The war in Syria through the eyes of a child

“Modern-day Anne Frank”: Bana's English-speaking mother helps her send her tweets. © Getty

Is Bana Alabed’s book about life in Aleppo more valuable than official reporting? The eight-year-old found fame after live-tweeting the Syrian civil war last year. Now she wants peace.

“I want to be able to go home and live in Aleppo one day. But most of all, I want people to stop fighting with bombs and guns in Syria and all over the world.”

These words come from Bana Alabed’s extraordinary new book about her experience living in the besieged neighbourhoods of eastern Aleppo.

In September, she started school in Turkey, where she and her family were granted asylum. “Today I can go to school without fear,” Bana tweeted this week.

Last year, her simple tweets brought Syria’s plight to the world’s attention. Her first message in September 2016 said simply: “I need peace.”

The Syrian Centre for Policy Research estimates that around 470,000 people have died in the bloody conflict. Bana’s family was lucky; they finally managed to flee Aleppo in December 2016. When she was safe in Ankara, Bana was asked if she would like to write a book.

“I am helping people by bringing attention to war and how bad it is — especially for children,” she writes.

Dear World: A Syrian Girl’s Story of War and Plea for Peace is “the testimony of a child who has endured the unthinkable”, according to J.K. Rowling.

At just eight, Bana can tell the difference between a cluster bomb, a phosphorus bomb and a chlorine bomb. “I want to never have to hear or see a bomb again,” she says.

Meanwhile, reporters in Syria live on a knife edge. Last year the Committee to Protect Journalists judged Syria to be the most dangerous place in the world to be a reporter.

What’s more, journalists often have to rely on hearsay to write their reports. “There is a tremendous hunger for news from the Middle East, so the temptation is for the media to give credence to information they get second hand,” wrote Patrick Cockburn for The Independent.

But Bana saw it with her own eyes. “For better or worse, this book is a very matter-of-fact child’s account of what happened during the war,” says her editor, Christine Pride.

Is Bana’s account of the war more valuable than official reports?

War child

“Bana is showing things as they really are,” argue some. Whereas journalists get bogged down in geopolitics, Bana focuses in on the fundamental issue: that thousands of people are dying in Syria. We are seeing the war through the eyes of a child whose life has been turned upside down. This new book will make people sit up and pay attention.

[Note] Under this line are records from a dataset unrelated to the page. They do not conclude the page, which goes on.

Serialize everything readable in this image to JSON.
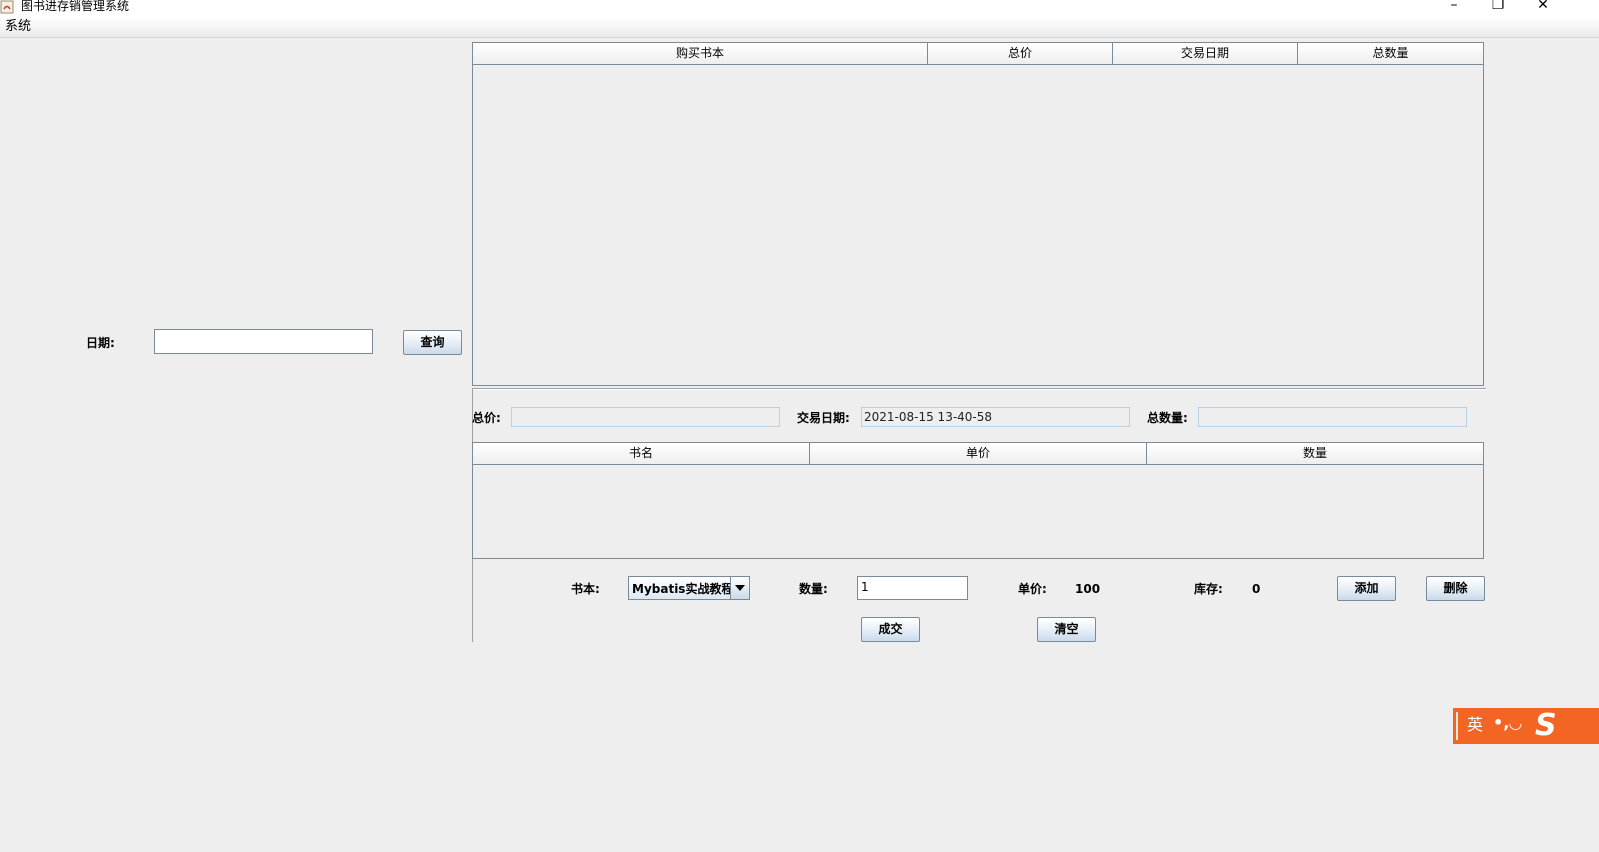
{
  "window": {
    "title": "图书进存销管理系统",
    "controls": {
      "minimize": "–",
      "maximize": "❐",
      "close": "✕"
    }
  },
  "menu": {
    "items": [
      {
        "label": "系统"
      }
    ]
  },
  "query": {
    "date_label": "日期:",
    "date_value": "",
    "query_button": "查询"
  },
  "orders_table": {
    "columns": [
      "购买书本",
      "总价",
      "交易日期",
      "总数量"
    ],
    "rows": []
  },
  "summary": {
    "total_price_label": "总价:",
    "total_price_value": "",
    "trade_date_label": "交易日期:",
    "trade_date_value": "2021-08-15 13-40-58",
    "total_qty_label": "总数量:",
    "total_qty_value": ""
  },
  "items_table": {
    "columns": [
      "书名",
      "单价",
      "数量"
    ],
    "rows": []
  },
  "entry": {
    "book_label": "书本:",
    "book_selected": "Mybatis实战教程",
    "qty_label": "数量:",
    "qty_value": "1",
    "unit_price_label": "单价:",
    "unit_price_value": "100",
    "stock_label": "库存:",
    "stock_value": "0",
    "add_button": "添加",
    "delete_button": "删除",
    "deal_button": "成交",
    "clear_button": "清空"
  },
  "ime": {
    "lang": "英",
    "punct": "•,◡",
    "logo": "S",
    "color": "#f26522"
  }
}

“Emotions aren’t enough — we need information,” reply others. Bana’s story is awful, but reporters give us the facts so that we can really understand why things are so bad in Syria. What’s more, the fact that Bana’s mother manages her Twitter account raises doubts over whether the tweets are really Bana’s. Proper reporting will always win over emotional memoirs.

You Decide

  1. Is Bana’s account more valuable than an official report in learning about the war in Syria?
  2. What is more powerful: emotion or understanding?

Activities

  1. In groups of three or four, note down everything you know about the conflict in Syria. Now join up with another group. Then share your ideas with the whole class to create a mind map of facts. Ask your teacher to write it on the board. What have you learned?
  2. Bana Alabed has got in touch with you — she wants to understand more of the nitty gritty detail about the war in Syria. You need to find a way to explain it to an eight year old. Research the conflict since its start in 2011 and write a short explanation to give to Bana (no more than 200 words). You will need to use simple language to explain this complex conflict to a child.

Some People Say...

“Every war is a war against children.”

Eglantyne Jebb, founder of the Save the Children organisation

What do you think?

Q & A

What do we know?
Half of Syria’s population of 22m have been uprooted by the conflict. Of those, 5m are registered in neighbouring countries (Turkey, Lebanon, Jordan, Iraq, Egypt). Turkey has by far the most refugees, hosting nearly 3m. In Europe, Germany has accepted the most refugees. Nearly 1.1m arrived in 2015 alone.
What do we not know?
Whether Bana’s story is completely true. Some think that Bana appears to be reading from a script in some of her videos. Others doubt that she is even real, but is simply a fictional online personality created by the US government in the fight against President Assad’s regime.

Word Watch

Syria
Protests in 2011 against President Assad’s regime descended into civil war.
World’s attention
Bana has over 363,000 followers. She has been in New York this month, promoting her book and meeting celebrities like Colin Kaepernick.
December 2016
After years of trying to hold on to Aleppo, rebel forces lost the city to the government last year. There followed a ceasefire, giving families like Bana's the chance to leave Syria.
Children
UNICEF reported that 652 Syrian children were killed last year alone.
J.K. Rowling
The creator of Harry Potter was touched by Bana’s story and sent her e-texts of her books.
Most dangerous place
Although there is no exact figure, it is thought that more than 100 journalists have been killed in the war in Syria.
Hearsay
It is very difficult to get accurate information about the conflict, as so much of Syria is inaccessible due to fighting.